Oddball that I am, I don’t exactly fit into any of those specialized categories. My main problem with driving downtown is parking downtown.
Lars and I showed up on foot a few minutes prior to the beginning of the meeting. Ironically, the Regrade Regulars meet in a seedy upstairs room over a restaurant and bar which continue to do steady business with a habitual and often raucous crowd of serious and not-yet-repentant drinkers.
I’ve been told that there’s nothing worse than a reformed drunk. That may well be true, but three months into the program, I’m a hell of a long way from reformed. The whole idea of having to quit drinking pisses me off. When the world is full of spry old codgers, seemingly healthy people like Lars Jenssen and some of his aging cronies, who’ve been drinking steadily way longer than I’ve been alive, it irks the hell out of me that here in my midforties I’m stuck with some kind of lame-duck liver.

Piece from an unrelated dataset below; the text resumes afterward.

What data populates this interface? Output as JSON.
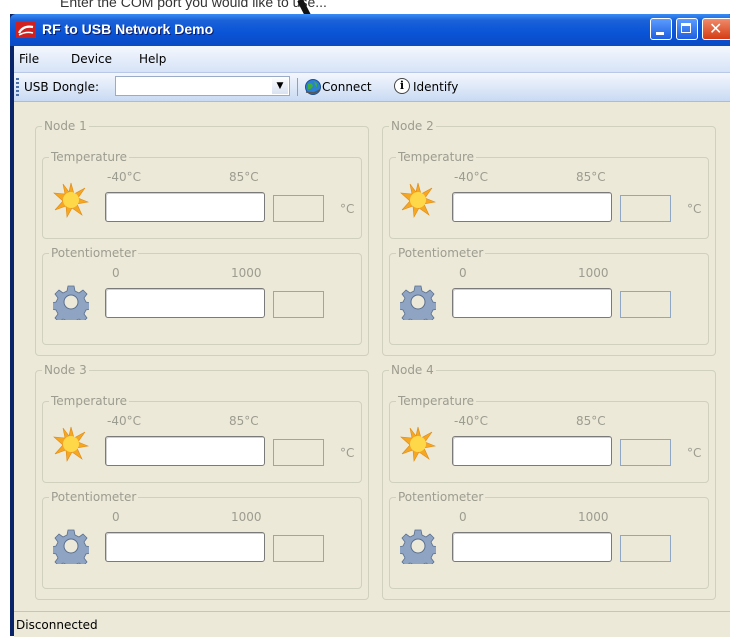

I don’t like going to meetings, and I sure as hell don’t look forward to them, but they beat the alternative as outlined in grim physical detail by the inscrutable Dr. Wang. And so I go.
The meeting itself was over by eighty-thirty, and Lars and I made our way downstairs to the smoky restaurant for our ritual postmeeting rump session and greasy spoon dinner.
Lars Jenssen was already in the Navy prior to World War II. He missed being on the USS Arizona because a ruptured appendix had him confined to a room in a naval hospital in Pearl Harbor on December 7, 1941. Once he got out of the hospital, his luck continued to hold.
During the war in the Pacific, Lars survived having two other ships shot out from under him. A confirmed nonswimmer, he still carried in his wallet the frayed and brittle one-dollar bill that had floated by him in debris-littered water off the Philippines while he clung to a life preserver waiting to be picked up after the sinking of the second one, the destroyer Abner Read.